Newswise — TALLAHASSEE, Fla. — Fifty years ago this week President Lyndon B. Johnson declared a war on poverty in his 1964 State of the Union address. At that time, one in five Americans was poor.
While the situation is better today, millions of Americans still live in poverty. One of Florida State University’s nationally recognized experts is ready to answer media questions and provide analysis on how the efforts to end poverty in the U.S. have been stymied.
Jill Quadagno, professor of sociology in the College of Social Sciences and Public Policy at Florida State University: (850) 644-8827; email@example.com
Quadagno is the author of several books on social policy including “The Color of Welfare: How Racism Undermined the War on Poverty.” She teaches courses on political sociology and aging.
Several factors have contributed to the shortcomings of the war on poverty in this country, including trying to end poverty through job training programs. This tactic became enmeshed in conflict over racial discrimination, Quadagno said.
“The heart of the 1964 Economic Opportunity Act was the effort to bring about social change through community action programs.

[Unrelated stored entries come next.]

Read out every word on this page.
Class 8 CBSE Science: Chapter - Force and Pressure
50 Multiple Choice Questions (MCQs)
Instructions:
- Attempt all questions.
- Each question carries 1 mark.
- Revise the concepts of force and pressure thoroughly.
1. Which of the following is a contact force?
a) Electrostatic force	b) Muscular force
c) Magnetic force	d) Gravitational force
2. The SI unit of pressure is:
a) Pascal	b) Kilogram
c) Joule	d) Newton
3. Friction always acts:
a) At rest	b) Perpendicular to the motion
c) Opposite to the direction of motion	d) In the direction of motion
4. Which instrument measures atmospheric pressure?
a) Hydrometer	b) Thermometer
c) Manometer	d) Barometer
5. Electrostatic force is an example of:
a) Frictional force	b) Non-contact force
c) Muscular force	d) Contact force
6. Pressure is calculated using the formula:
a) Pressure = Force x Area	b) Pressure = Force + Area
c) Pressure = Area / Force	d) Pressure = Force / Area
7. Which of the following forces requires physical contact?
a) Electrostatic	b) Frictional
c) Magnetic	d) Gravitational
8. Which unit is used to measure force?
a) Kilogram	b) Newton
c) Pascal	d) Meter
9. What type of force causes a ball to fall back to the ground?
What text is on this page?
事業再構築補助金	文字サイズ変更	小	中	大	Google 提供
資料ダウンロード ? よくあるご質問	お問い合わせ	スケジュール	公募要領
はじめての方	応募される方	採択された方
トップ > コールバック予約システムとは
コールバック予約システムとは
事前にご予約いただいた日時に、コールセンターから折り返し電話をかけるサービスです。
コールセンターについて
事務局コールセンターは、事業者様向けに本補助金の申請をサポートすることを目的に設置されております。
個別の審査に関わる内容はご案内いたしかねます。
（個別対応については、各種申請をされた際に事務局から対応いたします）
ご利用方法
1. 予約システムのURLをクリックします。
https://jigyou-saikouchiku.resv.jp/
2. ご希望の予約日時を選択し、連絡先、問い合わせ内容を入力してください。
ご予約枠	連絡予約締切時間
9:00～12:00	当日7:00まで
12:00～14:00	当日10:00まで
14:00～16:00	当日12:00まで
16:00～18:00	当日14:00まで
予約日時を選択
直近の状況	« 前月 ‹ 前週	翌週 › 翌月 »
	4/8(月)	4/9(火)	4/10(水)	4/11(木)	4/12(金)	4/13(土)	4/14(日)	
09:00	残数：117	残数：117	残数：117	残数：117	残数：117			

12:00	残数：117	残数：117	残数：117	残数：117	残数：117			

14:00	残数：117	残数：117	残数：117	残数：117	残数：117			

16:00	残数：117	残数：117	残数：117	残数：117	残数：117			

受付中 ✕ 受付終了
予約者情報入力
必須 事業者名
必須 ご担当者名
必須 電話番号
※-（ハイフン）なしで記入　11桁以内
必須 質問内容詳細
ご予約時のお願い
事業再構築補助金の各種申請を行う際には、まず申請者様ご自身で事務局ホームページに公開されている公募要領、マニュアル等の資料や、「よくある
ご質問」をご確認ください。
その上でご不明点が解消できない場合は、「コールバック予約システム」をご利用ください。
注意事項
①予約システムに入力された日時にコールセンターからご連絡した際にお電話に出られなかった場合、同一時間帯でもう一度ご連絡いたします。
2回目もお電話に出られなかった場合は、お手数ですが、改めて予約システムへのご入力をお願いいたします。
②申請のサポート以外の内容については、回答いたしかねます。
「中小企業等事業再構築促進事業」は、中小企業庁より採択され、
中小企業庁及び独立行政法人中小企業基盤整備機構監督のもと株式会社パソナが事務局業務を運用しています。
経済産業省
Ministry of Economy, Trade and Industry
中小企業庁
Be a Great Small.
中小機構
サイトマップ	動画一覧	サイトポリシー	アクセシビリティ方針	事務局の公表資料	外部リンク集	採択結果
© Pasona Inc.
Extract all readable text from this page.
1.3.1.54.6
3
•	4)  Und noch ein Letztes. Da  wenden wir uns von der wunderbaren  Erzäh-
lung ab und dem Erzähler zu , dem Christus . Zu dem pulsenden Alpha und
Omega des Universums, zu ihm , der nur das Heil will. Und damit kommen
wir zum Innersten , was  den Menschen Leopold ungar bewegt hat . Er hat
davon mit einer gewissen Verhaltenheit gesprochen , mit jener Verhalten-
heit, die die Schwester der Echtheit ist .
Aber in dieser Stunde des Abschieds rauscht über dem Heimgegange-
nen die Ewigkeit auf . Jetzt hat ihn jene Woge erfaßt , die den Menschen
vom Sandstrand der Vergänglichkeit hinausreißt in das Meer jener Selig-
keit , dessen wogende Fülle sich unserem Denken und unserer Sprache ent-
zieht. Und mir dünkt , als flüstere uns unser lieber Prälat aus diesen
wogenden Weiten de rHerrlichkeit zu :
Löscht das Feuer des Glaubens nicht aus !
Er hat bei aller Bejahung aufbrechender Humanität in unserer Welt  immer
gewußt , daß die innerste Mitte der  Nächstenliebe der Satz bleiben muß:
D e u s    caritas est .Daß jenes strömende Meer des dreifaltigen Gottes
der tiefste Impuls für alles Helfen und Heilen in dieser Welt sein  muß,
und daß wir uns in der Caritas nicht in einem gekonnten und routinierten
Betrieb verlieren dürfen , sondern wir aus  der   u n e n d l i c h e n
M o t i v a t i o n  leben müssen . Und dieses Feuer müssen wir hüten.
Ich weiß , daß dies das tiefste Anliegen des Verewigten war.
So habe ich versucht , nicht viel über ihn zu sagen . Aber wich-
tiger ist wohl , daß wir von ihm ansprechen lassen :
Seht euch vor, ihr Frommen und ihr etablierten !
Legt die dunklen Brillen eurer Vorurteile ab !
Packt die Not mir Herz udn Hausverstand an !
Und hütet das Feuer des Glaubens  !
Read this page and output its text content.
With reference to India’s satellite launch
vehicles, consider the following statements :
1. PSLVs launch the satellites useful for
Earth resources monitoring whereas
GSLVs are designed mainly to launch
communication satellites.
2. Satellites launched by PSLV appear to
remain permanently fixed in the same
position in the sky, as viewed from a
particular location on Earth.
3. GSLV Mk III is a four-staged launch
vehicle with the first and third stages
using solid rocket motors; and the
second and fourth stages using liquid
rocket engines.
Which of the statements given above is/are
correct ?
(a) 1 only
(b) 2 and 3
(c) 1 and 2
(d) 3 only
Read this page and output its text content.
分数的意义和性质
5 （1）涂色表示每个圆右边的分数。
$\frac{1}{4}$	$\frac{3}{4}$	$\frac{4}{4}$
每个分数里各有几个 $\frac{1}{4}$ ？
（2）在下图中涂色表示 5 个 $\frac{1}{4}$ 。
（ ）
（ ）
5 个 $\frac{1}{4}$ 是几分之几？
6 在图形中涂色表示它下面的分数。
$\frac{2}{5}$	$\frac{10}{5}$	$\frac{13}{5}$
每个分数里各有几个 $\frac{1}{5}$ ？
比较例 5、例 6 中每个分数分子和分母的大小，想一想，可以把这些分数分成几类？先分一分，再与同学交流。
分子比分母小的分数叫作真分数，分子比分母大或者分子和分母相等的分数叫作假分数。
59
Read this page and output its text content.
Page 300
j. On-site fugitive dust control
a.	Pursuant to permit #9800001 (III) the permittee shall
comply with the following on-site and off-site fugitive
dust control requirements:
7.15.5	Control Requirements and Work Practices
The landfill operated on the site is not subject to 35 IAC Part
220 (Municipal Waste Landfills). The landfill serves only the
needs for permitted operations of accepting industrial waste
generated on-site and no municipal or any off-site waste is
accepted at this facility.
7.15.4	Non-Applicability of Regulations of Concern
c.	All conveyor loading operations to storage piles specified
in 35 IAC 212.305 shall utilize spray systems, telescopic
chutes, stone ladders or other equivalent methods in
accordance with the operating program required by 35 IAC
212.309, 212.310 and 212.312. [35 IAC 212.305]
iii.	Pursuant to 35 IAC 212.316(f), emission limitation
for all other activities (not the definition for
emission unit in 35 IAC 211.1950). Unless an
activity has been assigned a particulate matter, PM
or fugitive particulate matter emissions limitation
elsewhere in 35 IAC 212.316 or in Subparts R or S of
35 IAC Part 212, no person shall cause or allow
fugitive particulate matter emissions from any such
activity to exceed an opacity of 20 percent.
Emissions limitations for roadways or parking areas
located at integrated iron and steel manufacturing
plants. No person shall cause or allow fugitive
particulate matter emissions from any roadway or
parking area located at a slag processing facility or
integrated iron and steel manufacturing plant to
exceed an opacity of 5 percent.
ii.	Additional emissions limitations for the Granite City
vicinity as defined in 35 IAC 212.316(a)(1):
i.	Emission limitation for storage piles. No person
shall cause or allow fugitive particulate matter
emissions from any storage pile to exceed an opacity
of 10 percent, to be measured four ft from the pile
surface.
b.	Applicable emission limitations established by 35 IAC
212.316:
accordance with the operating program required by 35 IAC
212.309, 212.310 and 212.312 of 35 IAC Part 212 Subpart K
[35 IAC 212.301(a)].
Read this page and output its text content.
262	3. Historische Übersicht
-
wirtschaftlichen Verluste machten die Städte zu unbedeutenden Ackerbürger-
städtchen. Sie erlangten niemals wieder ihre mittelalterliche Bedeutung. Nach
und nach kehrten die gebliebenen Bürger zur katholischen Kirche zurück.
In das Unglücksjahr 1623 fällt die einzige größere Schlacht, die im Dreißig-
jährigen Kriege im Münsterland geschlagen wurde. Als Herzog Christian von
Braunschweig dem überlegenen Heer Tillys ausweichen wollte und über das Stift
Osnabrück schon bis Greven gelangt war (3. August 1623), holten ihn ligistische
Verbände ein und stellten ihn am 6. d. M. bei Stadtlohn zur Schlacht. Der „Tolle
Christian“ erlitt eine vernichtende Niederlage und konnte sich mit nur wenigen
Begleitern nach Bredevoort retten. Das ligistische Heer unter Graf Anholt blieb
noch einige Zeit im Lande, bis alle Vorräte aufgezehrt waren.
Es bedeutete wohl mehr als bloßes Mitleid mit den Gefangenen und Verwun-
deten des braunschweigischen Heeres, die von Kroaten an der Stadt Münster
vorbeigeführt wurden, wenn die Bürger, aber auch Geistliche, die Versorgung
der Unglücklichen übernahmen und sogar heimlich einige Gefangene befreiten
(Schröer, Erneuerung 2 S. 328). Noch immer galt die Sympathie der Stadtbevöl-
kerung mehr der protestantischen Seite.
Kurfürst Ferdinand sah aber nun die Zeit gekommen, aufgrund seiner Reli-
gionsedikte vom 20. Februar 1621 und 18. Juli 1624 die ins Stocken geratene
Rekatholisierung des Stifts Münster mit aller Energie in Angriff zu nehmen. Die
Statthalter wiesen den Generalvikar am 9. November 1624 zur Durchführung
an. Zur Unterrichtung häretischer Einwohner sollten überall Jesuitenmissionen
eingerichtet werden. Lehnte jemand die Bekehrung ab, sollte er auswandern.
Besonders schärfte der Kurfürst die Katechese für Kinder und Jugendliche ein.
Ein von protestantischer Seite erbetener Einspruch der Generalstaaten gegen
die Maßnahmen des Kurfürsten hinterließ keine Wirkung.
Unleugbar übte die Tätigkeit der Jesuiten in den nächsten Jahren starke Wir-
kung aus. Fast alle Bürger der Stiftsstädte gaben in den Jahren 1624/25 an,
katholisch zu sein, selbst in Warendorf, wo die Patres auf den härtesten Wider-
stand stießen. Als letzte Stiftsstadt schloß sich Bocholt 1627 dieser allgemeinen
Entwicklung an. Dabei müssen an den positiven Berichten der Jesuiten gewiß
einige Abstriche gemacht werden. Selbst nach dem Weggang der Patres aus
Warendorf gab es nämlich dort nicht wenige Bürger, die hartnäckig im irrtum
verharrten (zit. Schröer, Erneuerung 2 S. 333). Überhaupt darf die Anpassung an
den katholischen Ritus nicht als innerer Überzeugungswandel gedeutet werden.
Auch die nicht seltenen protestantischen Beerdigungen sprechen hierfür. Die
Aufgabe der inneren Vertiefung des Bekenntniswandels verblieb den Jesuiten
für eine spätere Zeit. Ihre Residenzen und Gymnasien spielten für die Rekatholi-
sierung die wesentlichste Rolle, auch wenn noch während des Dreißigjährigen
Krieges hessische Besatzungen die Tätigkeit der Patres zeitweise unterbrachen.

Yet across the nation, community action programs became entangled in the civil rights movement, creating a backlash that was ultimately their undoing,” she said.
“Job training programs, too, began as an effort to provide the poor with the skills to earn a decent wage. In practice, however, young black women received training that would prepare them to be domestic servants and homemakers. Young black men gained valuable training in the skilled trades but came into conflict with the unions that wanted to maintain control over hiring.”
But key parts of the war on poverty, notably the enactment of Medicare and Medicaid in 1965, have been critical for reducing poverty, she said.
“Until then, poor people and older people had no way of ensuring access to health care,” she said.
Quadagno holds the Mildred and Claude Pepper Eminent Scholar Chair in Social Gerontology at Florida State.